Social Media Framing of Hurricane Katrina’s 10-year Anniversary
Sahar Zavareh, LMU Ludwig-Maximilians-Universität München, and Sascha Jackisch, LMU Ludwig-Maximilians-Universität München
Hurricane Katrina was by the far the most intensively reported natural disaster in 2005 with coverage spanning from event details, impact, damages and losses, to recovery efforts. Portrayals of aid relief and recovery were vividly and prominently displayed in traditional media in 2005 without the use of social media today. At the center of new media and digital media research are key concepts of identity and community. The loss of identity or new identities created from these natural disasters can be seen as a dynamic transformation process supporting recovery and movement towards new environments and ecosystems.
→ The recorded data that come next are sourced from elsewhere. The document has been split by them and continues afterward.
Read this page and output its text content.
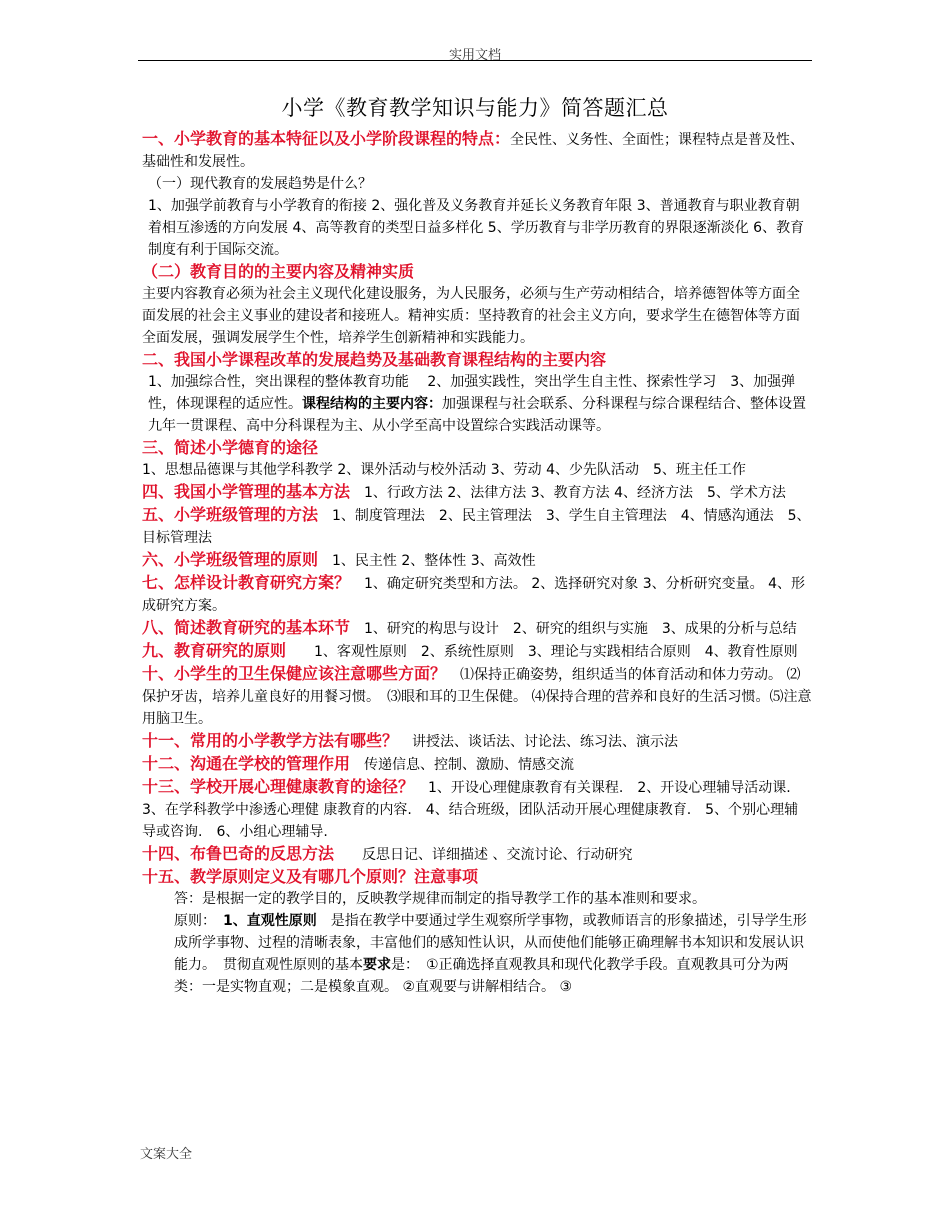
实用文档
小学《教育教学知识与能力》简答题汇总

一、小学教育的基本特征以及小学阶段课程的特点：全民性、义务性、全面性；课程特点是普及性、基础性和发展性。

（一）现代教育的发展趋势是什么？

1、加强学前教育与小学教育的衔接 2、强化普及义务教育并延长义务教育年限 3、普通教育与职业教育朝着相互渗透的方向发展 4、高等教育的类型日益多样化 5、学历教育与非学历教育的界限逐渐淡化 6、教育制度有利于国际交流。

（二）教育目的的主要内容及精神实质

主要内容教育必须为社会主义现代化建设服务，为人民服务，必须与生产劳动相结合，培养德智体等方面全面发展的社会主义事业的建设者和接班人。精神实质：坚持教育的社会主义方向，要求学生在德智体等方面全面发展，强调发展学生个性，培养学生创新精神和实践能力。

二、我国小学课程改革的发展趋势及基础教育课程结构的主要内容

1、加强综合性，突出课程的整体教育功能　 2、加强实践性，突出学生自主性、探索性学习　3、加强弹性，体现课程的适应性。课程结构的主要内容：加强课程与社会联系、分科课程与综合课程结合、整体设置九年一贯课程、高中分科课程为主、从小学至高中设置综合实践活动课等。

三、简述小学德育的途径

1、思想品德课与其他学科教学 2、课外活动与校外活动 3、劳动 4、少先队活动　5、班主任工作

四、我国小学管理的基本方法　 1、行政方法 2、法律方法 3、教育方法 4、经济方法　5、学术方法

五、小学班级管理的方法　 1、制度管理法　2、民主管理法　3、学生自主管理法　4、情感沟通法　5、目标管理法

六、小学班级管理的原则　 1、民主性 2、整体性 3、高效性

七、怎样设计教育研究方案？　 1、确定研究类型和方法。 2、选择研究对象 3、分析研究变量。 4、形成研究方案。

八、简述教育研究的基本环节　 1、研究的构思与设计　2、研究的组织与实施　3、成果的分析与总结

九、教育研究的原则　　 1、客观性原则　2、系统性原则　3、理论与实践相结合原则　4、教育性原则

十、小学生的卫生保健应该注意哪些方面？　 ⑴保持正确姿势，组织适当的体育活动和体力劳动。 ⑵保护牙齿，培养儿童良好的用餐习惯。　⑶眼和耳的卫生保健。 ⑷保持合理的营养和良好的生活习惯。⑸注意用脑卫生。

十一、常用的小学教学方法有哪些？　 讲授法、谈话法、讨论法、练习法、演示法

十二、沟通在学校的管理作用　 传递信息、控制、激励、情感交流

十三、学校开展心理健康教育的途径？　 1、开设心理健康教育有关课程.　2、开设心理辅导活动课.　3、在学科教学中渗透心理健 康教育的内容.　4、结合班级，团队活动开展心理健康教育.　5、个别心理辅导或咨询.　6、小组心理辅导.

十四、布鲁巴奇的反思方法　　 反思日记、详细描述 、交流讨论、行动研究

十五、教学原则定义及有哪几个原则？注意事项

答：是根据一定的教学目的，反映教学规律而制定的指导教学工作的基本准则和要求。

原则：　 1、直观性原则　是指在教学中要通过学生观察所学事物，或教师语言的形象描述，引导学生形成所学事物、过程的清晰表象，丰富他们的感知性认识，从而使他们能够正确理解书本知识和发展认识能力。　贯彻直观性原则的基本要求是：　①正确选择直观教具和现代化教学手段。直观教具可分为两类：一是实物直观；二是模象直观。 ②直观要与讲解相结合。 ③

文案大全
Embedded in these themes of identity is the sense of place and space of geographical analysis where social media has furthered this research connecting individuals regardless of having a shared place through the creation of relationships in a digital environment. This research seeks to uncover stories focused on identities and community recovery of the Hurricane Katrina 10-year (K10) anniversary in New Orleans narrated by traditional news media and new social media platforms. Framing theory will be applied to focus how traditional and social media presented these stories and how their meaning is constructed. The digital methods employed will analyze content from Twitter, Instagram, and YouTube using image searches and scrape, tags, and metadata. Additionally, we will compare the online news reporting of the event to the traditional print news stories of the K10 event. The results are presented with our findings and analysis of media disaster framing.